According to the latest data from the Hungarian Central Statistical Office, nearly 100,000 foreign nationals were employed in Hungary as of July 2024, with almost 80% coming from third countries. After years of government-led anti-immigration messaging, many Hungarians have expressed fear and outrage at the sight of large groups of Indian, Filipino, and Vietnamese workers in smaller towns, perceiving them as competition for job opportunities.
To bolster the protection of Hungarian workers and their families, the Ministry of National Economy is considering stricter regulations regarding the employment of guest workers. This initiative aims not only to safeguard Hungarian jobs and the domestic labor market but also to enhance the organization of training programs for job seekers. These efforts will play a vital role in mobilizing the country’s labor reserves and increasing workforce participation.
When a company intends to lease workers from third countries, a guest worker residence permit can only be issued to those whose employer is a qualified temporary work agency and who are nationals of countries listed in a specific government decree. The criteria to become a qualified temporary work agency are stringent; existing agencies must deposit HUF 50 million (EUR 124,500) and maintain an average annual statistical headcount of at least 1,000 employees over the 12 months preceding their application, with at least 500 being Hungarian nationals.

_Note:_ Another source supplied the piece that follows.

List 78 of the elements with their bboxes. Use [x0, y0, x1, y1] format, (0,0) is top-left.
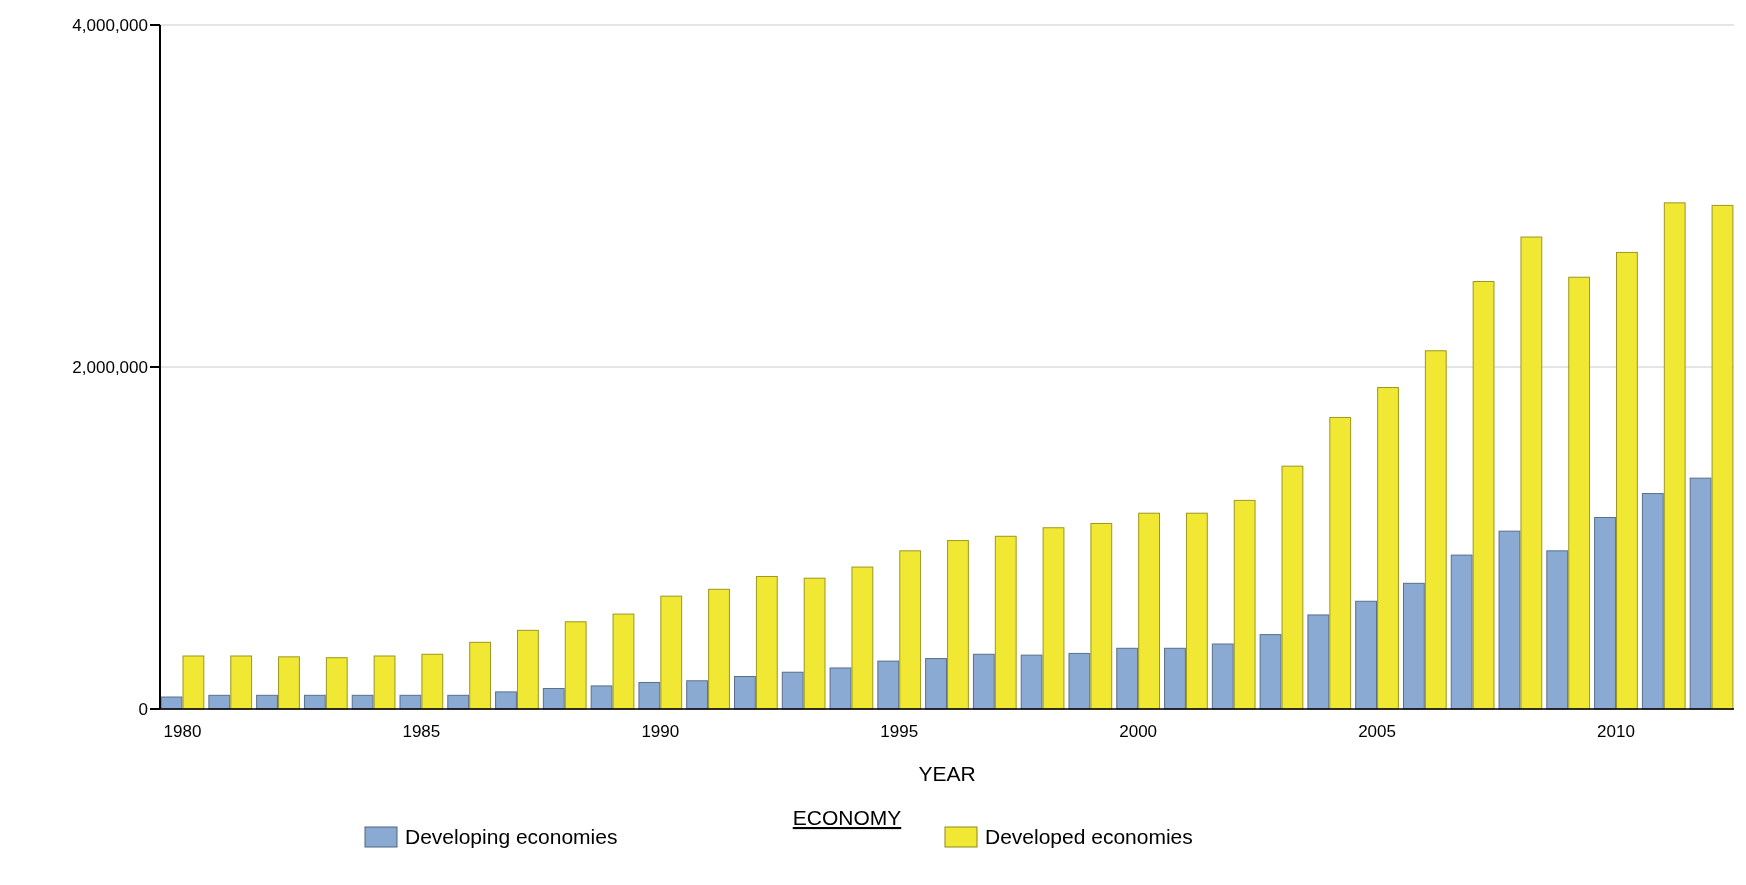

The current list of eligible countries from which nationals can be leased via a temporary work agency includes the Philippines, Indonesia, Kazakhstan, Mongolia, Vietnam, Brazil, Georgia, Kyrgyzstan, Venezuela, and Colombia.
To prevent potential abuses, the new regulation looks to prohibit private intermediaries (placement agencies) from recruiting third-country nationals outside the EU. However, qualified temporary work agencies will still be allowed to employ these workers. According to industry professionals, there are no real elementary changes affecting temporary work agencies in the current draft, although the industry expects the government to re-regulate the leasing of guest workers in a more significant way in the next few years.
By shifting the recruitment responsibility from placement agencies to companies wishing to employ foreign workers, the decree is likely to increase administrative and HR costs. This may encourage businesses to rely more on Hungarian workers for as long as possible.
In addition to protecting Hungarian jobs and the domestic labor market, the decree also aims to enhance the organization of training programs available to job seekers, thus significantly contributing to the mobilization of the country’s labor reserves and boosting workforce participation. The proposal intends to align training offerings more closely with the needs of the economy and labor market. The incentive system may simplify the organization of training programs and expand the range of training available to job seekers, ensuring that it is tailored to their personal circumstances and the demands of the labor market. These new elements will facilitate the selection of appropriate training, and additional support will be introduced to encourage both job seekers and the public sector to participate in training initiatives. These could be useful steps, and similar training courses would be necessary to make better use of Hungary’s labor pool.